The Image and Shape specializations are basically identical, before drawing we want both of them to transform the canvas with a 4x4 matrix to get us into 3d. They also inherit from TiltDrawable which is a simple abstraction that gives us the ability to store a 4x4 transform on any object we want to draw with tilt.

// This is the custom actor shape we create which
// will override the default draw to introduce the tilt.
class TiltActorShape extends FlutterActorShape implements TiltDrawable {
@override
Matrix4 tiltTransform;
@override
void draw(ui.Canvas canvas) {
if (!doesDraw) {
return;
}
canvas.save();
canvas.transform(tiltTransform.storage);
super.draw(canvas);
canvas.restore();
}
}

The most interesting part of the code is in our custom TiltArtboard which calculates the 4x4 tilt transforms for all the Shapes and Images.

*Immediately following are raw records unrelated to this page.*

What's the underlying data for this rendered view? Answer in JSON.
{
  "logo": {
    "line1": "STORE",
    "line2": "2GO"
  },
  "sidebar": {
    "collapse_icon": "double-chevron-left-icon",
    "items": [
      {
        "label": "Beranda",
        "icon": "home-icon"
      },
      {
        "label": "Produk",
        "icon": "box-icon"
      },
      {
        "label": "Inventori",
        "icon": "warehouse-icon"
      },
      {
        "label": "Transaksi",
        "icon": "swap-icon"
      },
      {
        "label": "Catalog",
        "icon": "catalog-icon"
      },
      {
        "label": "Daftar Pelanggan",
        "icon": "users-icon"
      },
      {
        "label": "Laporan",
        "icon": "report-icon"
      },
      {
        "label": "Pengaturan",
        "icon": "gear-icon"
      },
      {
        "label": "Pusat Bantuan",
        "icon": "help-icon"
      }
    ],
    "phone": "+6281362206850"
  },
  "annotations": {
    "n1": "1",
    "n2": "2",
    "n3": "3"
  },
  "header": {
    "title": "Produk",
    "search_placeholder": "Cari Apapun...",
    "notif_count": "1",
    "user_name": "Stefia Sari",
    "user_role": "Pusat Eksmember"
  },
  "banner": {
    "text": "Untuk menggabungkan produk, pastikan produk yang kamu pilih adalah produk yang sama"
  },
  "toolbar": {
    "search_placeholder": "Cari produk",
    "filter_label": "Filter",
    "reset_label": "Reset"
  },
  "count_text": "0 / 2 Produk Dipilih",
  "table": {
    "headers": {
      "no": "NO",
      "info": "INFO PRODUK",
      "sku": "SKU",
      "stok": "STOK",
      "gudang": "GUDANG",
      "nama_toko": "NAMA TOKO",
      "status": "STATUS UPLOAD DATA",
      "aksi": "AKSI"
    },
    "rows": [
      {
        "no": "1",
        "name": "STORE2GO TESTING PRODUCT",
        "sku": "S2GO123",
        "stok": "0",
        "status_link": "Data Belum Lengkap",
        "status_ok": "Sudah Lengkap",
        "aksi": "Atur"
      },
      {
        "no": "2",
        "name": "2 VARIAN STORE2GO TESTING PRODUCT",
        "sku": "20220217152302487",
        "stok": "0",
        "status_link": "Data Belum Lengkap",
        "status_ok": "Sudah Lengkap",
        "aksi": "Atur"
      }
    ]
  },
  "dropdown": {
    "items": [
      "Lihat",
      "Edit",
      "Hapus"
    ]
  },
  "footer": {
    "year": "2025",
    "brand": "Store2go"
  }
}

class TiltArtboard extends FlutterActorArtboard {
TiltArtboard(FlutterActor actor) : super(actor);
// call this to transform all the shapes and images into perspective
// tiltDepth is a multiplier to enhance the visual depth effect
// (the example uses this to make the tilt more evident when you touch
// the screen)
void setTilt(double pitch, double yaw, double tiltDepth) {
Matrix4 transform = Matrix4.identity();
Matrix4 perspective = Matrix4.identity()..setEntry(3, 2, 0.001);
// the depth effect brings the shapes closer to the camera so we
// scale everything down a bit to keep it visible
transform.multiply(Matrix4.diagonal3Values(0.7, 0.7, 1.0));
transform.multiply(perspective);
transform.multiply(Matrix4.rotationY(yaw));
transform.multiply(Matrix4.rotationX(pitch));
var rootChildren = root.children;
for (final drawable in drawableNodes) {
if (drawable is TiltDrawable) {
ActorNode topComponent = drawable;
int index = 0;
// safety check for climbing the hierarchy
while (topComponent != null) {
// check if we found the root
if (topComponent.parent == root) {
// This component is right under the root,
// which we use to determine z depth.
index = rootChildren.length - rootChildren.indexOf(topComponent);
break;
}
topComponent = topComponent.parent;
}
// compute and store the tilt transform on each TiltDrawable
Matrix4 tiltTransform = Matrix4.copy(transform);
tiltTransform.multiply(
Matrix4.translationValues(0, 0, -100.0 - index * 35.0 * tiltDepth));
(drawable as TiltDrawable).tiltTransform = tiltTransform;
}
}
}
}

Bringing it Together

The last part that brings it together calling setTilt from the FlareTiltWidget as the animation advances. The pitch and yaw values are incremented as the user touches and drags across the screen with a GestureDetector.

GestureDetector(
onPanUpdate: (DragUpdateDetails drag) {
// Set state to update our pitch and yaw.
setState(() {
// Get the dimensions of the screen
var size = MediaQuery.of(context).size;
// Rotate pitch and yaw by movement in x & y axes
// divided by the screen size.
// You can tweak the 1 value to increase/decrease
// sensitivity while keeping it relatively similar
// across different devices.
pitch += drag.delta.dy * (1 / size.height);
yaw -= drag.delta.dx * (1 / size.width);
});
},

In Summary

I hope this article helps illustrate how versatile Flare files can be. We designed both Flare and the Flare runtimes to allow you to dynamically control your projects at runtime. This example showed you how to override the rendering of every shape and image in your file with custom FlareActor. It also showed you how to make your custom FlareActor interact with external inputs. The FlareTiltWidget is a simple, yet powerful, example of a custom LeafRenderObject using a FlareRenderBox which loads, instances, and draw our custom FlareActor. Let me know in the comments if you have any questions!

Using the gesture detector to activate the effect and tilt the Flare graphics.